In Australia, the Therapeutic Goods Administration has been rigorously assessing the potential COVID-19 vaccines for safety, quality and effectiveness. They will continue to do this with all vaccines before they will be approved and made available to Australians.
Once approved, each batch must also be checked to make sure it meets the same quality standards.
Does the AstraZeneca COVID-19 vaccine cause blood clots?
Australia’s medical experts, the Australian Technical Advisory Group on Immunisation (ATAGI) have recently reviewed the data available on the incidence of rare blood clots after COVID-19 vaccination.
There has been a link established between the AstraZeneca vaccine and a very rare but serious side effect called thrombosis in combination with thrombocytopenia.
The experts at ATAGI actively monitor cases of this syndrome. They have considered the risk of this rare side effect against the benefits of vaccination for different age groups.
They have noticed higher rates of this rare condition in people aged 50-59 years and recommend the Pfizer vaccine as the preferred vaccine for people under the age of 60. For people aged 60 years or above, the benefits of vaccination, with any vaccine including AstraZeneca, clearly outweigh the risks of Thrombosis with Thrombocytopenia Syndrome (TTS).
Can COVID-19 vaccines connect me to the internet?
COVID-19 vaccines do not – and cannot – connect you to the internet.
Some of the mRNA vaccines being developed include the use of a material called a hydrogel, which might help disperse the vaccine slowly into our cells.
Bioengineers have used similar hydrogels for many years in different ways. For instance, they’ve used them to help stem cells survive after being put inside our bodies. Because of this, some people believe that hydrogels are needed for electronic implants, which can connect to the internet.
The Pfizer mRNA vaccine does not use hydrogels as a component. It contains a piece of mRNA which is coated in a lipid (fatty) droplet. The lipid helps the vaccine enter our cells, as the membrane holding our cells together is also made mostly of lipid. The vaccine and the membrane can fuse easily, depositing the mRNA inside the cell.
Will the COVID-19 vaccine work if coronavirus mutates?
All viruses mutate. COVID-19 is no different and there have been reports in media recently about new strains of the virus, including the Delta variant.
This does not mean the vaccines will not be effective on new variants. Evidence tells us that the COVID-19 vaccines will still be effective against these new variants.
The Therapeutic Goods Administration (TGA) will also closely look at this as part of their approval and monitoring processes.
It may mean people need booster shots like tetanus and whooping cough or it may mean we need to be vaccinated again – like we are for the flu vaccine each year.

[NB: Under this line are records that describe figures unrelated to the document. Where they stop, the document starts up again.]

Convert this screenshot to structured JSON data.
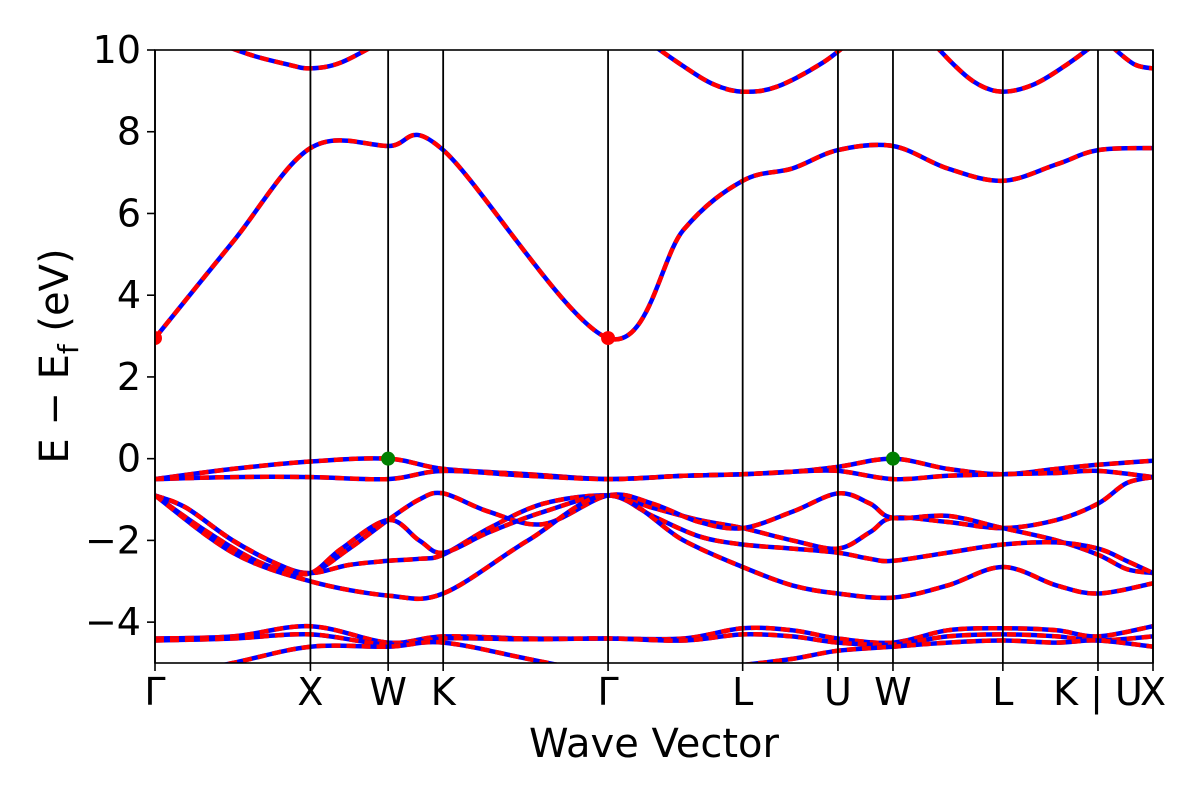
{
  "chart_data": {
    "type": "line",
    "title": "",
    "xlabel": "Wave Vector",
    "ylabel_main": "E − E",
    "ylabel_sub": "f",
    "ylabel_unit": " (eV)",
    "ylim": [
      -5,
      10
    ],
    "grid": false,
    "legend": "none",
    "yticks": [
      -4,
      -2,
      0,
      2,
      4,
      6,
      8,
      10
    ],
    "ytick_labels": [
      "−4",
      "−2",
      "0",
      "2",
      "4",
      "6",
      "8",
      "10"
    ],
    "kpoints": [
      {
        "label": "Γ",
        "k": 0
      },
      {
        "label": "X",
        "k": 1
      },
      {
        "label": "W",
        "k": 1.5
      },
      {
        "label": "K",
        "k": 1.854
      },
      {
        "label": "Γ",
        "k": 2.915
      },
      {
        "label": "L",
        "k": 3.781
      },
      {
        "label": "U",
        "k": 4.394
      },
      {
        "label": "W",
        "k": 4.748
      },
      {
        "label": "L",
        "k": 5.455
      },
      {
        "label": "K | U",
        "k": 6.067
      },
      {
        "label": "X",
        "k": 6.421
      }
    ],
    "xlim": [
      0,
      6.421
    ],
    "colors": {
      "band": "#ff0000",
      "band_dash": "#0000ff",
      "cbm": "#ff0000",
      "vbm": "#008000",
      "kline": "#000000"
    },
    "series": [
      {
        "x": [
          0,
          0.5,
          1.0,
          1.5,
          1.854,
          2.915,
          3.4,
          3.781,
          4.1,
          4.394,
          4.748,
          5.1,
          5.455,
          5.8,
          6.067,
          6.421
        ],
        "y": [
          2.95,
          5.3,
          7.6,
          7.65,
          7.55,
          2.95,
          5.6,
          6.8,
          7.1,
          7.55,
          7.65,
          7.1,
          6.8,
          7.2,
          7.55,
          7.6
        ]
      },
      {
        "x": [
          0,
          0.35,
          0.6,
          0.85,
          1.0,
          1.2,
          1.5
        ],
        "y": [
          11.2,
          10.3,
          9.9,
          9.65,
          9.55,
          9.7,
          10.3
        ]
      },
      {
        "x": [
          3.1,
          3.4,
          3.6,
          3.781,
          4.0,
          4.3,
          4.5
        ],
        "y": [
          10.4,
          9.6,
          9.15,
          8.98,
          9.1,
          9.7,
          10.3
        ]
      },
      {
        "x": [
          4.95,
          5.15,
          5.3,
          5.455,
          5.65,
          5.85,
          6.067
        ],
        "y": [
          10.4,
          9.6,
          9.15,
          8.98,
          9.15,
          9.6,
          10.2
        ]
      },
      {
        "x": [
          6.15,
          6.3,
          6.421
        ],
        "y": [
          10.1,
          9.65,
          9.55
        ]
      },
      {
        "x": [
          0,
          0.5,
          1.0,
          1.5,
          1.854,
          2.4,
          2.915,
          3.4,
          3.781,
          4.1,
          4.394,
          4.748,
          5.1,
          5.455,
          5.8,
          6.067,
          6.421
        ],
        "y": [
          -0.5,
          -0.25,
          -0.07,
          0.0,
          -0.25,
          -0.38,
          -0.5,
          -0.42,
          -0.38,
          -0.32,
          -0.2,
          0.0,
          -0.25,
          -0.38,
          -0.25,
          -0.15,
          -0.05
        ]
      },
      {
        "x": [
          0,
          0.5,
          1.0,
          1.5,
          1.854,
          2.4,
          2.915,
          3.4,
          3.781,
          4.1,
          4.394,
          4.748,
          5.1,
          5.455,
          5.8,
          6.067,
          6.421
        ],
        "y": [
          -0.5,
          -0.45,
          -0.45,
          -0.5,
          -0.3,
          -0.42,
          -0.5,
          -0.42,
          -0.38,
          -0.32,
          -0.3,
          -0.5,
          -0.42,
          -0.38,
          -0.35,
          -0.3,
          -0.45
        ]
      },
      {
        "x": [
          0,
          0.2,
          0.5,
          0.8,
          1.0,
          1.25,
          1.5,
          1.7,
          1.854,
          2.15,
          2.5,
          2.915,
          3.2,
          3.5,
          3.781,
          4.1,
          4.394,
          4.6,
          4.748,
          5.1,
          5.455,
          5.8,
          6.067,
          6.25,
          6.421
        ],
        "y": [
          -0.9,
          -1.2,
          -2.0,
          -2.6,
          -2.8,
          -2.6,
          -2.5,
          -2.45,
          -2.35,
          -1.7,
          -1.1,
          -0.9,
          -1.2,
          -1.5,
          -1.7,
          -2.0,
          -2.2,
          -1.8,
          -1.45,
          -1.55,
          -1.7,
          -1.5,
          -1.1,
          -0.6,
          -0.45
        ]
      },
      {
        "x": [
          0,
          0.2,
          0.5,
          0.8,
          1.0,
          1.25,
          1.5,
          1.7,
          1.854,
          2.15,
          2.5,
          2.915,
          3.2,
          3.5,
          3.781,
          4.1,
          4.394,
          4.6,
          4.748,
          5.1,
          5.455,
          5.8,
          6.067,
          6.25,
          6.421
        ],
        "y": [
          -0.9,
          -1.2,
          -2.0,
          -2.6,
          -2.8,
          -2.2,
          -1.5,
          -1.0,
          -0.85,
          -1.3,
          -1.6,
          -0.9,
          -1.1,
          -1.55,
          -1.7,
          -1.3,
          -0.85,
          -1.1,
          -1.45,
          -1.4,
          -1.7,
          -2.0,
          -2.35,
          -2.7,
          -2.8
        ]
      },
      {
        "x": [
          0,
          0.3,
          0.6,
          0.8,
          1.0,
          1.2,
          1.5,
          1.7,
          1.854,
          2.15,
          2.5,
          2.915,
          3.2,
          3.5,
          3.781,
          4.1,
          4.394,
          4.6,
          4.748,
          5.1,
          5.455,
          5.8,
          6.067,
          6.25,
          6.421
        ],
        "y": [
          -0.9,
          -1.7,
          -2.4,
          -2.7,
          -2.8,
          -2.2,
          -1.5,
          -2.0,
          -2.3,
          -1.8,
          -1.3,
          -0.9,
          -1.4,
          -1.9,
          -2.1,
          -2.2,
          -2.3,
          -2.45,
          -2.5,
          -2.3,
          -2.1,
          -2.05,
          -2.2,
          -2.5,
          -2.8
        ]
      },
      {
        "x": [
          0,
          0.5,
          1.0,
          1.5,
          1.854,
          2.4,
          2.915,
          3.4,
          3.781,
          4.1,
          4.394,
          4.748,
          5.1,
          5.455,
          5.8,
          6.067,
          6.421
        ],
        "y": [
          -0.9,
          -2.3,
          -3.0,
          -3.35,
          -3.3,
          -2.0,
          -0.9,
          -2.0,
          -2.65,
          -3.1,
          -3.3,
          -3.4,
          -3.1,
          -2.65,
          -3.1,
          -3.3,
          -3.05
        ]
      },
      {
        "x": [
          0,
          0.5,
          1.0,
          1.5,
          1.854,
          2.4,
          2.915,
          3.4,
          3.781,
          4.1,
          4.394,
          4.748,
          5.1,
          5.455,
          5.8,
          6.067,
          6.421
        ],
        "y": [
          -4.4,
          -4.35,
          -4.1,
          -4.5,
          -4.35,
          -4.4,
          -4.4,
          -4.4,
          -4.15,
          -4.2,
          -4.4,
          -4.5,
          -4.2,
          -4.15,
          -4.2,
          -4.35,
          -4.1
        ]
      },
      {
        "x": [
          0,
          0.5,
          1.0,
          1.5,
          1.854,
          2.4,
          2.915,
          3.4,
          3.781,
          4.1,
          4.394,
          4.748,
          5.1,
          5.455,
          5.8,
          6.067,
          6.421
        ],
        "y": [
          -4.45,
          -4.4,
          -4.3,
          -4.55,
          -4.4,
          -4.42,
          -4.4,
          -4.45,
          -4.3,
          -4.35,
          -4.5,
          -4.55,
          -4.35,
          -4.3,
          -4.35,
          -4.45,
          -4.35
        ]
      },
      {
        "x": [
          0,
          0.5,
          1.0,
          1.5,
          1.854,
          2.4,
          2.915
        ],
        "y": [
          -5.4,
          -5.0,
          -4.6,
          -4.6,
          -4.5,
          -4.9,
          -5.3
        ]
      },
      {
        "x": [
          3.4,
          3.781,
          4.1,
          4.394,
          4.748,
          5.1,
          5.455,
          5.8,
          6.067,
          6.421
        ],
        "y": [
          -5.2,
          -5.05,
          -4.9,
          -4.7,
          -4.6,
          -4.5,
          -4.45,
          -4.5,
          -4.45,
          -4.6
        ]
      }
    ],
    "vbm_points": [
      {
        "x": 1.5,
        "y": 0.0
      },
      {
        "x": 4.748,
        "y": 0.0
      }
    ],
    "cbm_points": [
      {
        "x": 0,
        "y": 2.95
      },
      {
        "x": 2.915,
        "y": 2.95
      }
    ]
  }
}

If the vaccine is safe, why can’t kids have it?
At this stage, neither the Pfizer nor AstraZeneca COVID-19 vaccines have approval for use in children from the TGA, Australia’s medical regulator.
The Pfizer COVID-19 vaccine is provisionally approved by the TGA for patients 16 years and older.

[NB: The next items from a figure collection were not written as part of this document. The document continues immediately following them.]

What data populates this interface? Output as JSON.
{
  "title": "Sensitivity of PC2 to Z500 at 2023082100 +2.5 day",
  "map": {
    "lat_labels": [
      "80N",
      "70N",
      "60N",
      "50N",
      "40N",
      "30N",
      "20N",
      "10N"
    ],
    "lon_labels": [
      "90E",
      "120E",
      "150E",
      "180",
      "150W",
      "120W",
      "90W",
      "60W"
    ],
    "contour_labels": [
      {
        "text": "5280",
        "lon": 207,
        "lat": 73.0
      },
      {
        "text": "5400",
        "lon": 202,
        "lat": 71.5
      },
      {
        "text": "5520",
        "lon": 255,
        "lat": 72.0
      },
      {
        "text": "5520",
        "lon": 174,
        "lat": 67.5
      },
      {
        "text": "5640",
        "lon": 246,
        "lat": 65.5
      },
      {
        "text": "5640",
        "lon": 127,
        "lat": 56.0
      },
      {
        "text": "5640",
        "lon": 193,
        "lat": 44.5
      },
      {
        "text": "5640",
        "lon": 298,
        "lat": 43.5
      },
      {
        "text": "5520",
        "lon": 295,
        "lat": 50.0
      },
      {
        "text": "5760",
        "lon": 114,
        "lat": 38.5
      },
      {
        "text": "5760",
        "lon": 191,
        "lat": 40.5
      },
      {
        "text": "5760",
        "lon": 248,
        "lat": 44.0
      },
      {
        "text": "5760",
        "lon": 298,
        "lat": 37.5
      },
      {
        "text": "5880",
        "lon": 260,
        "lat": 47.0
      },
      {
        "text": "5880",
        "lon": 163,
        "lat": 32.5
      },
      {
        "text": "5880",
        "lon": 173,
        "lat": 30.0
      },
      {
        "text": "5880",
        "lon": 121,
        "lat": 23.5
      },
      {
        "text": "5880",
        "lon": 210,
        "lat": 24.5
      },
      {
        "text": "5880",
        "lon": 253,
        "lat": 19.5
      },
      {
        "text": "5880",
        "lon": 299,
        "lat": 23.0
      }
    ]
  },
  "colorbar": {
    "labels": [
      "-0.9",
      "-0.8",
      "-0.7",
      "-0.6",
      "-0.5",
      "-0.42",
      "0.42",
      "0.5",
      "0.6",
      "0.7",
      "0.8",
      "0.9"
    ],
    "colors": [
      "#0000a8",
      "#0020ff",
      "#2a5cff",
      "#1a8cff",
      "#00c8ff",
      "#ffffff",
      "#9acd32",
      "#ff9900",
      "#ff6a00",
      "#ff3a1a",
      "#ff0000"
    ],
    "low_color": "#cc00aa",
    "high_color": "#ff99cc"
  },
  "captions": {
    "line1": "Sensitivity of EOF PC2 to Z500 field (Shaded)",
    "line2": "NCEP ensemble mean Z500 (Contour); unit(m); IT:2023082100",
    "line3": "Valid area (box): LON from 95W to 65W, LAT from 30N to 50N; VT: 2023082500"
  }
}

This is because there are limited clinical trial results showing that the vaccines are effective and safe in these age groups. There are plans for clinical trials with children underway. To date there is no evidence to indicate that in the future children should not be able to receive both of these vaccines.

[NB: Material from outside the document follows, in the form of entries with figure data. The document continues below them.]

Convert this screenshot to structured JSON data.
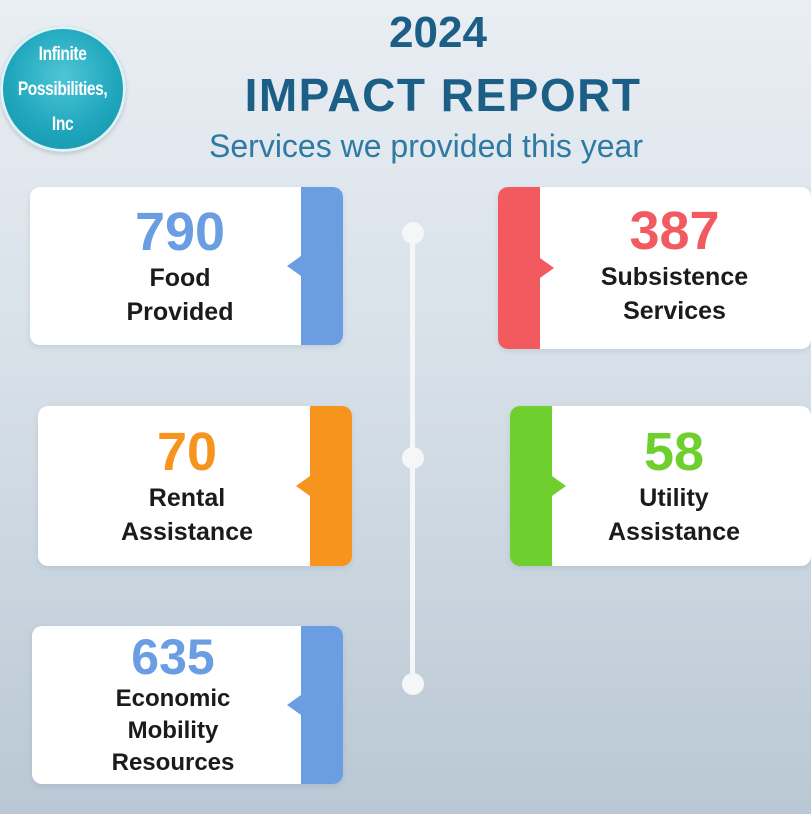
{
  "header": {
    "logo_text": "Infinite\nPossibilities,\nInc",
    "year": "2024",
    "title": "IMPACT REPORT",
    "subtitle": "Services we provided this year"
  },
  "stats": [
    {
      "value": "790",
      "label": "Food\nProvided",
      "color": "#6b9de3"
    },
    {
      "value": "387",
      "label": "Subsistence\nServices",
      "color": "#f25a5f"
    },
    {
      "value": "70",
      "label": "Rental\nAssistance",
      "color": "#f7941d"
    },
    {
      "value": "58",
      "label": "Utility\nAssistance",
      "color": "#6fcf2e"
    },
    {
      "value": "635",
      "label": "Economic\nMobility\nResources",
      "color": "#6b9de3"
    }
  ]
}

The TGA will monitor the vaccines and when more evidence becomes available, they will review this and make recommendations then.
How long does it take to have immunity after vaccination?
Both the Pfizer and AstraZenica COVID-19 vaccines require the full 2 dose course for the best immune response. The second dose encourages the body to create stronger protection and immunity against the SARS-CoV-2 virus that causes COVID-19.
Individuals may not be fully protected until 7-14 days after their second dose of the Pfizer or AstraZeneca vaccine.
Do I have to pay for the COVID-19 vaccine?
No, the COVID-19 vaccine is free for everyone in Australia. Vaccination providers cannot charge you for the COVID-19 vaccine or for your appointments to receive the vaccine.